The KOLF2.1J induced pluripotent stem cell (iPSC) line37 was used to develop isogenic clones that differed only at the variant of interest. KOLF2.1J cells were cultured (CO2 = 5%; 37 °C) in Stemflex media (Thermofisher #A3349401). Cells were passaged every 4–5 days at ~70–80% confluency using ReLeSR. Cell viability was measured using the Countess® II FL Automated Cell Counter and maintained at >90% live cells. To introduce the single base variants (rs11646653, rs78222414; rs3815082), we utilised the protocol previously described for precision gene editing using cas9 in the KOLF2.1J iPSC line73,74.

RNA extraction and sequencing

Following successful introduction of the desired edit and expansion of multiple clones, cells were lysed directly (in 24 well plates), and RNA was extracted using the RNeasy+ mini kit (Qiagen #74104), according to the manufacturer’s instructions. RNA integrity (i.e., RIN) was checked using the bioanalyzer, and all samples passed quality control. RNA was sequenced using the following parameters: stranded mRNA library prep & QC; 150 paired-end sequencing (Novaseq) to a depth of 30 M reads per sample.

RNA sequencing differential gene expression analysis

RNA-seq reads were quality checked using multiQC (v1.13)75 and mapped against the human reference genome GRCh38 using STAR (v 2.7.9a)76 aligner software. Following read alignment, we used featurecounts77 module from the Subread (v2.0.3) suite to count the number of reads mapping over individual genes. A matrix of gene counts per annotated gene was generated in Gencode project (v43) (https://www.gencodegenes.org/). The gene count matrix generated by the featurecounts program was then used as an input for an R package DESeQ2 (v1.42)78 and performed differential gene expression analysis using default settings. We defined differential expressed genes as those with absolute Log2 Fold change difference >1 and adjusted p-value < 0.01.

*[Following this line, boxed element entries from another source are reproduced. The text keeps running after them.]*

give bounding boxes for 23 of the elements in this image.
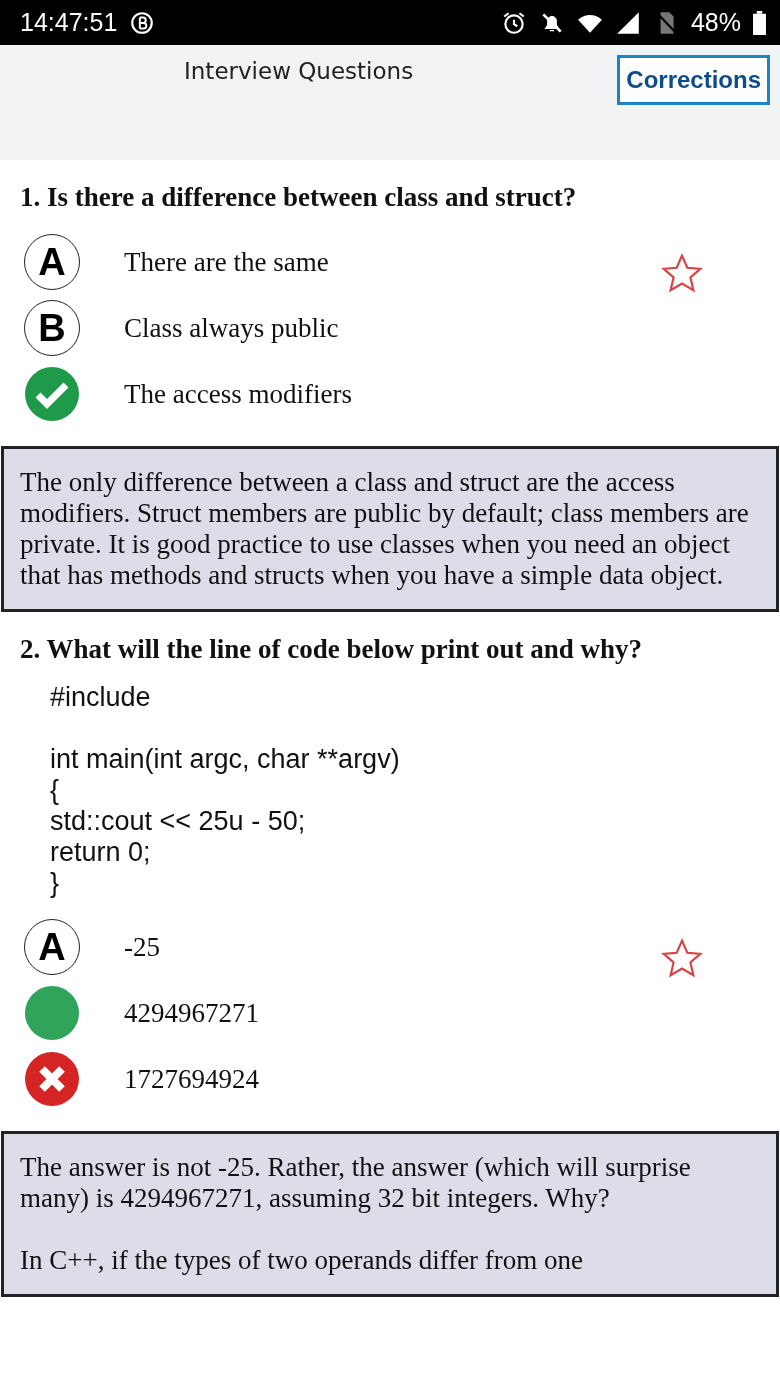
battery-icon xyxy=(753,10,766,35)
cross-icon[interactable] xyxy=(24,1051,80,1107)
chat-bubble-icon xyxy=(129,9,156,36)
check-icon[interactable] xyxy=(24,366,80,422)
battery-text: 48% xyxy=(690,8,741,37)
screen-title: Interview Questions xyxy=(184,58,415,84)
corrections-button[interactable]: Corrections xyxy=(617,55,770,105)
option-text: -25 xyxy=(124,931,160,963)
option-text: 1727694924 xyxy=(124,1063,259,1095)
option-text: 4294967271 xyxy=(124,997,259,1029)
option-text: The access modifiers xyxy=(124,378,352,410)
signal-icon xyxy=(614,9,641,36)
question-title: 1. Is there a difference between class and struct? xyxy=(19,181,578,214)
option-text: There are the same xyxy=(124,246,329,278)
explanation-text: The answer is not -25. Rather, the answer (which will surprise many) is 4294967271, assuming 32 bit integers. Why? xyxy=(20,1152,692,1214)
question-title: 2. What will the line of code below print out and why? xyxy=(19,633,644,666)
clock-text: 14:47:51 xyxy=(20,8,118,37)
answer-dot-icon[interactable] xyxy=(24,985,80,1041)
code-text: int main(int argc, char **argv) { std::cout << 25u - 50; return 0; } xyxy=(49,743,401,899)
explanation-text: In C++, if the types of two operands differ from one xyxy=(20,1245,585,1276)
code-text: #include xyxy=(49,681,152,713)
explanation-text: The only difference between a class and struct are the access modifiers. Struct members are public by default; class members are private. It is good practice to use classes when you need an object that has methods and structs when you have a simple data object. xyxy=(20,467,750,591)
option-text: Class always public xyxy=(124,312,339,344)
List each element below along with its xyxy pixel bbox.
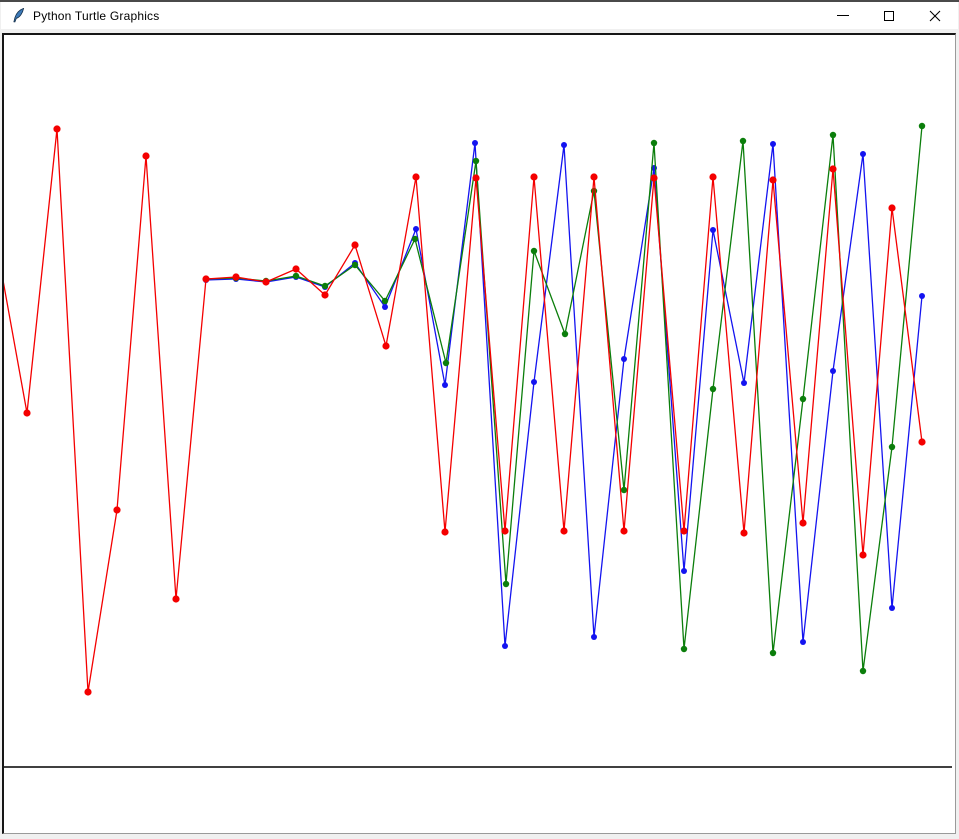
blue-data-point <box>442 382 448 388</box>
minimize-icon <box>837 15 849 16</box>
green-data-point <box>382 298 388 304</box>
green-data-point <box>710 386 716 392</box>
red-data-point <box>829 165 836 172</box>
turtle-canvas[interactable] <box>2 33 956 834</box>
red-data-point <box>321 291 328 298</box>
blue-data-point <box>382 304 388 310</box>
blue-data-point <box>472 140 478 146</box>
green-data-point <box>443 360 449 366</box>
red-data-point <box>53 125 60 132</box>
blue-data-point <box>561 142 567 148</box>
red-data-point <box>84 688 91 695</box>
green-data-point <box>889 444 895 450</box>
red-data-point <box>709 173 716 180</box>
red-data-point <box>620 527 627 534</box>
blue-data-point <box>800 639 806 645</box>
app-window: Python Turtle Graphics <box>0 0 959 839</box>
green-data-point <box>293 273 299 279</box>
blue-data-point <box>919 293 925 299</box>
green-data-point <box>352 262 358 268</box>
red-data-point <box>859 551 866 558</box>
blue-data-point <box>770 141 776 147</box>
red-data-point <box>23 409 30 416</box>
blue-data-point <box>531 379 537 385</box>
blue-data-point <box>860 151 866 157</box>
blue-data-point <box>710 227 716 233</box>
green-data-point <box>531 248 537 254</box>
red-data-point <box>292 265 299 272</box>
red-data-point <box>799 519 806 526</box>
turtle-drawing <box>4 35 955 833</box>
blue-data-point <box>741 380 747 386</box>
blue-data-point <box>681 568 687 574</box>
blue-data-point <box>621 356 627 362</box>
red-data-point <box>501 527 508 534</box>
green-data-point <box>651 140 657 146</box>
red-data-point <box>560 527 567 534</box>
green-data-point <box>562 331 568 337</box>
green-data-point <box>621 487 627 493</box>
blue-data-point <box>502 643 508 649</box>
blue-series-line <box>206 143 922 646</box>
green-data-point <box>800 396 806 402</box>
red-data-point <box>382 342 389 349</box>
red-series-line <box>4 129 922 692</box>
maximize-button[interactable] <box>866 2 912 29</box>
green-data-point <box>681 646 687 652</box>
green-data-point <box>919 123 925 129</box>
title-bar[interactable]: Python Turtle Graphics <box>1 2 958 29</box>
green-data-point <box>770 650 776 656</box>
red-data-point <box>172 595 179 602</box>
green-data-point <box>322 283 328 289</box>
red-data-point <box>918 438 925 445</box>
blue-data-point <box>413 226 419 232</box>
red-data-point <box>113 506 120 513</box>
red-data-point <box>232 273 239 280</box>
red-data-point <box>441 528 448 535</box>
red-data-point <box>351 241 358 248</box>
close-icon <box>929 10 941 22</box>
red-data-point <box>650 174 657 181</box>
window-controls <box>820 2 958 29</box>
minimize-button[interactable] <box>820 2 866 29</box>
green-data-point <box>412 236 418 242</box>
red-data-point <box>262 278 269 285</box>
green-data-point <box>740 138 746 144</box>
red-data-point <box>472 174 479 181</box>
red-data-point <box>590 173 597 180</box>
green-data-point <box>830 132 836 138</box>
red-data-point <box>142 152 149 159</box>
red-data-point <box>740 529 747 536</box>
close-button[interactable] <box>912 2 958 29</box>
window-title: Python Turtle Graphics <box>33 9 159 23</box>
python-feather-icon <box>12 8 25 23</box>
blue-data-point <box>591 634 597 640</box>
red-data-point <box>769 176 776 183</box>
green-data-point <box>503 581 509 587</box>
blue-data-point <box>889 605 895 611</box>
red-data-point <box>530 173 537 180</box>
green-series-line <box>206 126 922 671</box>
red-data-point <box>202 275 209 282</box>
green-data-point <box>860 668 866 674</box>
red-data-point <box>680 527 687 534</box>
green-data-point <box>591 188 597 194</box>
maximize-icon <box>884 11 894 21</box>
red-data-point <box>888 204 895 211</box>
red-data-point <box>412 173 419 180</box>
green-data-point <box>473 158 479 164</box>
blue-data-point <box>830 368 836 374</box>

Identification of PARK gene eQTLs

For each of the 21 PARK genes (Supplementary Table 3), we tested variants within their coding region for regulatory potential on modifying distant genes. We selected all common SNPs within the GENCODE gene coding region (including intronic regions; dbSNP build151, appear in at least 1% of the global population).

We also tested whether variants across the genome had a significant effect on the transcription any of the 21 PARK genes. We performed a genome-wide search of all 42,953,834 SNPs in dbSNP151 (as available in GTEx v879) for an association with transcription of at least one of the 21 PD genes (Supplementary Table 3). All SNPs suggestive of genome-wide significance (p < 1 × 10−6) were also subsequently tested with the CoDeS3D algorithm39 to discover genes co-regulated by these SNPs.

For all variants tested in both analyses (gene locus and genome-wide), putative spatial regulatory connections were identified via the CoDeS3D algorithm39 (https://github.com/Genome3d/codes3d-v1). CoDeS3D integrates data on spatial interactions between genomic loci (Hi-C data) with expression data (genotype-tissue expression database version 8; GTEx v8) to identify genes whose transcript levels are associated with a physical connection to the SNP (i.e. spatial eQTL; Supplementary Table 4)39,80. The CoDeS3D method, and tissues and cell-types included, has been described in depth in previously39,40.

Target gene assignment

The CoDeS3D39 algorithm wsas also used to identify genes whose transcript levels are putatively regulated by the MPRA-identified enhancer elements. Spatial-eQTLs were identified across all cell- and tissue- types.

Reporting summary

Further information on research design is available in the Nature Research Reporting Summary linked to this article.